Le précédent film d’Antonioni, La Nuit, s’achevait, à l’aube, sur une douloureuse séparation ; L’Éclipse commence par une séparation, à l’aube. Riccardo, un intellectuel d’une quarantaine d’années et Vittoria, vingt-cinq ans environ, ont discuté toute la nuit. Ils sont à bout de forces. Vittoria fait les cent pas dans la pièce, déplaçant un objet, tirant un rideau (dans l’encadrement de la fenêtre apparaît l’aqueduc du quartier mussolinien de l’EUR en forme de champignon, une présence spectrale). Riccardo, assis dans un fauteuil, regarde fixement devant lui. Quand Vittoria annonce sa décision de s’en aller, il feint de ne pas la comprendre : son visage est tendu et altéré par la fatigue ; la jeune femme le regarde, horrifiée. « Je voulais te rendre heureuse », murmure-t-il. S’imaginant pouvoir retenir la jeune femme, il s’est approché d’elle sans bruit et lui effleure le bras. « Quand nous nous sommes rencontrés, j’avais vingt ans, j’étais heureuse », répond Vittoria en se libérant.  

« Dis-moi une dernière chose, insiste-t-il. Tu ne m’aimes plus ou tu ne veux plus m’épouser ?
- Je ne sais pas
- Depuis quand ne m’aimes-tu plus ?
- Je ne sais pas
- Moi, je voulais…
- Me rendre heureuse, tu me l’as déjà dit. Mais pour continuer, je devrais, moi aussi, être heureuse…
 »                                              

La chronique d’une séparation annoncée se conclut sans détours. De toute évidence, la jeune femme a décidé de mettre fin à cette liaison. Que l’intellectuel ne sache pas parler au cœur de sa compagne afin de la retenir en dit long sur les raisons de cette séparation. La tranquillité apparente de Riccardo cache une sécheresse et une suffisance irritantes. Il rejoint Vittoria dans la rue sous le prétexte de l’accompagner, comme d’habitude ; en vérité parce qu’il veut avoir l’initiative de la séparation.

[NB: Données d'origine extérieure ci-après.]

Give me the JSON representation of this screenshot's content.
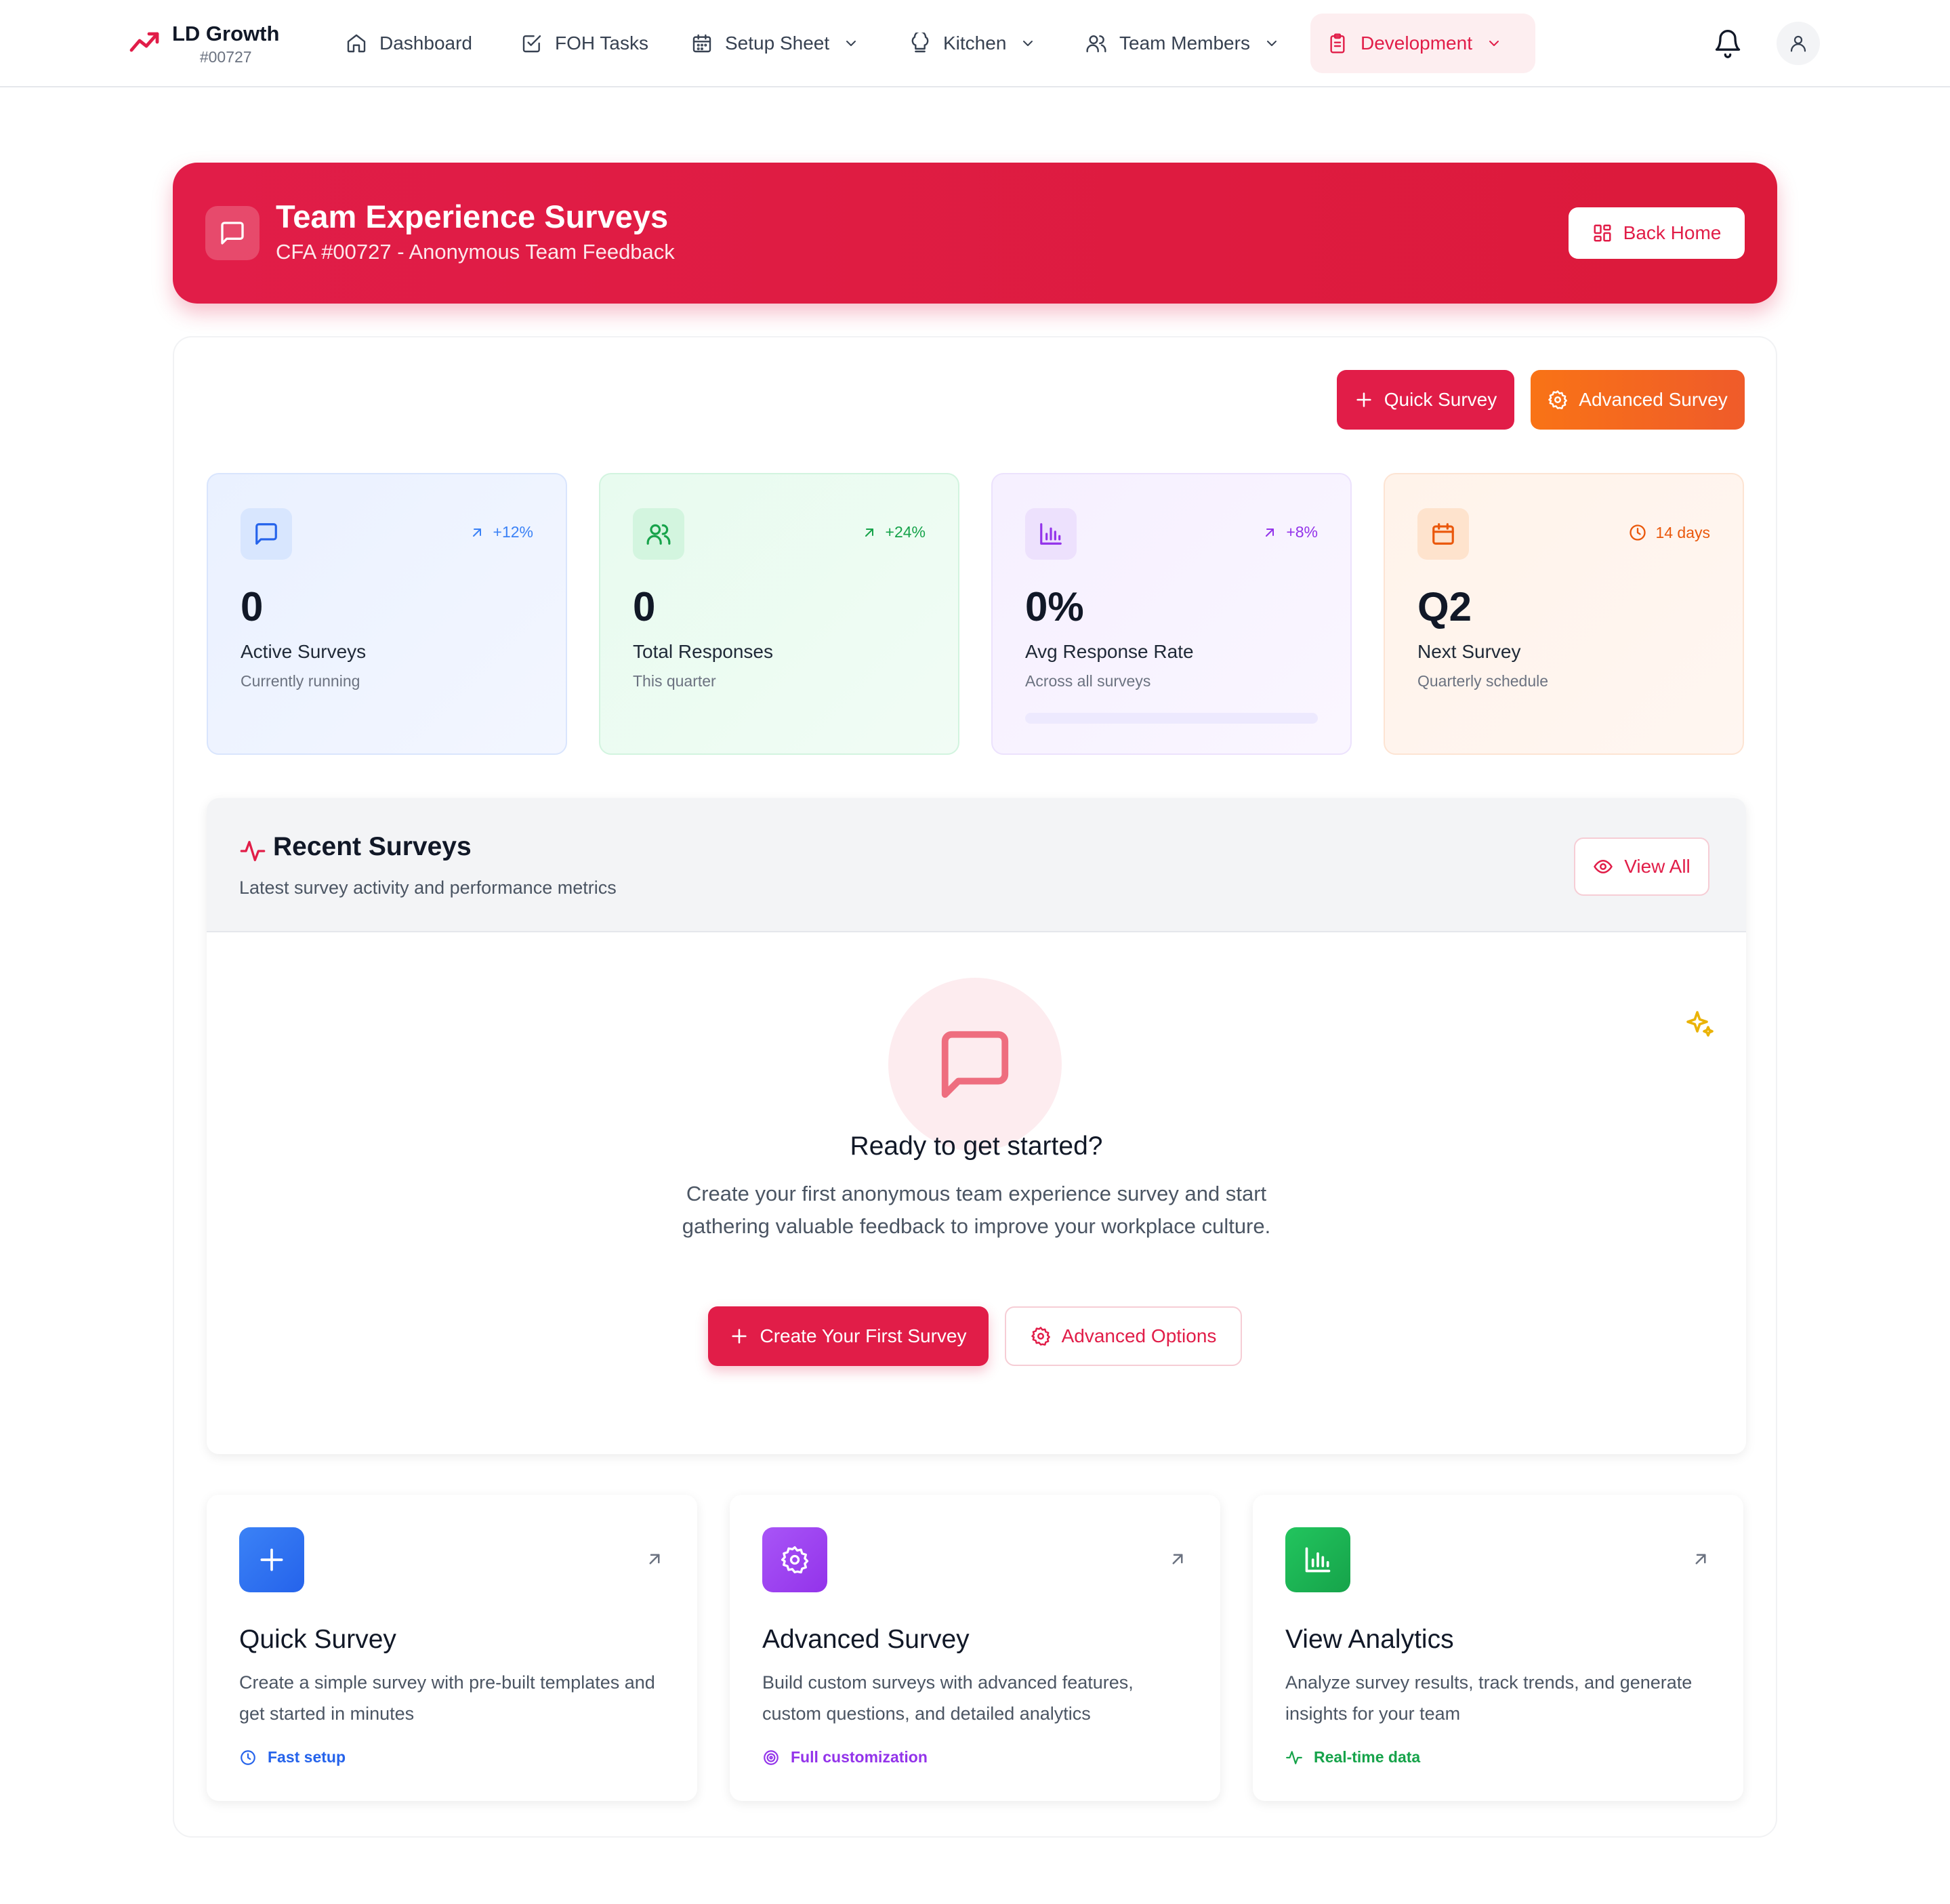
{
  "nav": {
    "brand_title": "LD Growth",
    "brand_sub": "#00727",
    "items": [
      {
        "label": "Dashboard",
        "icon": "home-icon"
      },
      {
        "label": "FOH Tasks",
        "icon": "checklist-icon"
      },
      {
        "label": "Setup Sheet",
        "icon": "calendar-icon",
        "dropdown": true
      },
      {
        "label": "Kitchen",
        "icon": "chef-hat-icon",
        "dropdown": true
      },
      {
        "label": "Team Members",
        "icon": "users-icon",
        "dropdown": true
      },
      {
        "label": "Development",
        "icon": "clipboard-icon",
        "dropdown": true,
        "active": true
      }
    ]
  },
  "hero": {
    "title": "Team Experience Surveys",
    "subtitle": "CFA #00727 - Anonymous Team Feedback",
    "back_home": "Back Home"
  },
  "actions": {
    "quick_survey": "Quick Survey",
    "advanced_survey": "Advanced Survey"
  },
  "stats": [
    {
      "value": "0",
      "label": "Active Surveys",
      "sub": "Currently running",
      "trend": "+12%"
    },
    {
      "value": "0",
      "label": "Total Responses",
      "sub": "This quarter",
      "trend": "+24%"
    },
    {
      "value": "0%",
      "label": "Avg Response Rate",
      "sub": "Across all surveys",
      "trend": "+8%",
      "progress": 0
    },
    {
      "value": "Q2",
      "label": "Next Survey",
      "sub": "Quarterly schedule",
      "trend": "14 days"
    }
  ],
  "recent": {
    "title": "Recent Surveys",
    "subtitle": "Latest survey activity and performance metrics",
    "view_all": "View All",
    "empty_title": "Ready to get started?",
    "empty_desc": "Create your first anonymous team experience survey and start gathering valuable feedback to improve your workplace culture.",
    "create_first": "Create Your First Survey",
    "advanced_options": "Advanced Options"
  },
  "features": [
    {
      "title": "Quick Survey",
      "desc": "Create a simple survey with pre-built templates and get started in minutes",
      "tag": "Fast setup"
    },
    {
      "title": "Advanced Survey",
      "desc": "Build custom surveys with advanced features, custom questions, and detailed analytics",
      "tag": "Full customization"
    },
    {
      "title": "View Analytics",
      "desc": "Analyze survey results, track trends, and generate insights for your team",
      "tag": "Real-time data"
    }
  ],
  "colors": {
    "brand_red": "#e11d48",
    "orange": "#f97316",
    "blue": "#2563eb",
    "green": "#16a34a",
    "purple": "#9333ea"
  }
}
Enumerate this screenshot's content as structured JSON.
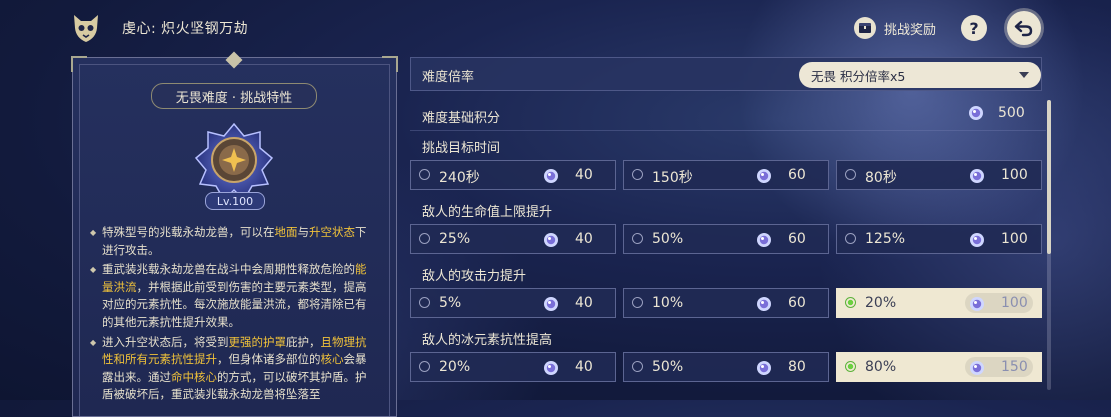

Cette séquence inaugurale, dont Tommaso Chiaretti remarque qu’elle est « construite comme un adagio plein de tristesse » analyse avec une grande subtilité le trouble de la jeune femme qui, ayant décidé de reprendre sa liberté, se sent prisonnière dans cet appartement devenu soudain étranger. Dans une succession insolitement rapide de plans (le metteur en scène multiplie les axes d’approches sur les personnages) le visage de Vittoria semble pris dans un réseau de lignes et de formes, prisonnier des objets – bibelots, rideaux, abat-jour – témoins de la séparation. Depuis le début, les objets jouent un rôle de tout premier plan. A la fin du film, ils prendront la place des êtres humains. Éprouvant le besoin de s’épancher auprès de quelqu’un, Vittoria va chercher sa mère là où elle sait qu’elle va la trouver, à la Bourse où elle joue avec passion. Restée veuve, cette femme d’origine modeste redoute plus que tout la misère ; à ce propos, notons que dans L’Éclipse, l’origine sociale des personnages ainsi que le poids de l’argent dans la vie quotidienne et sentimentale sont définis avec plus de précision que dans les précédents films du cinéaste, ce qui contribue à renforcer le réalisme de son long-métrage. Quand Vittoria entre dans « ce temple de la négociation et de la dégradation des valeurs », une horloge indique une heure (12h30) et une date (le 10 juillet). La corbeille (« le parc aux bœufs ») est bondée comme d’habitude. Les négociations se font à un rythme pressant ; les clients suivent fébrilement le cours des affaires, les yeux fixés sur le grand tableau où apparaissent, à côté des titres, les valeurs correspondantes ; des visages tendus, des bouches qui hurlent des ordres, des bras qui s’agitent au-dessus de la multitude de têtes pour attirer l’attention (« Je ne sais pas comment ils font pour se comprendre et faire des opérations par des signes si rapides » a écrit Antonioni), des mains qui notent nerveusement des chiffres sur des minuscules carnets, des fondés de pouvoir et des agents de change qui jaillissent dans toutes les directions, faisant la navette entre la corbeille et les cabines téléphoniques, au milieu de voix confuses…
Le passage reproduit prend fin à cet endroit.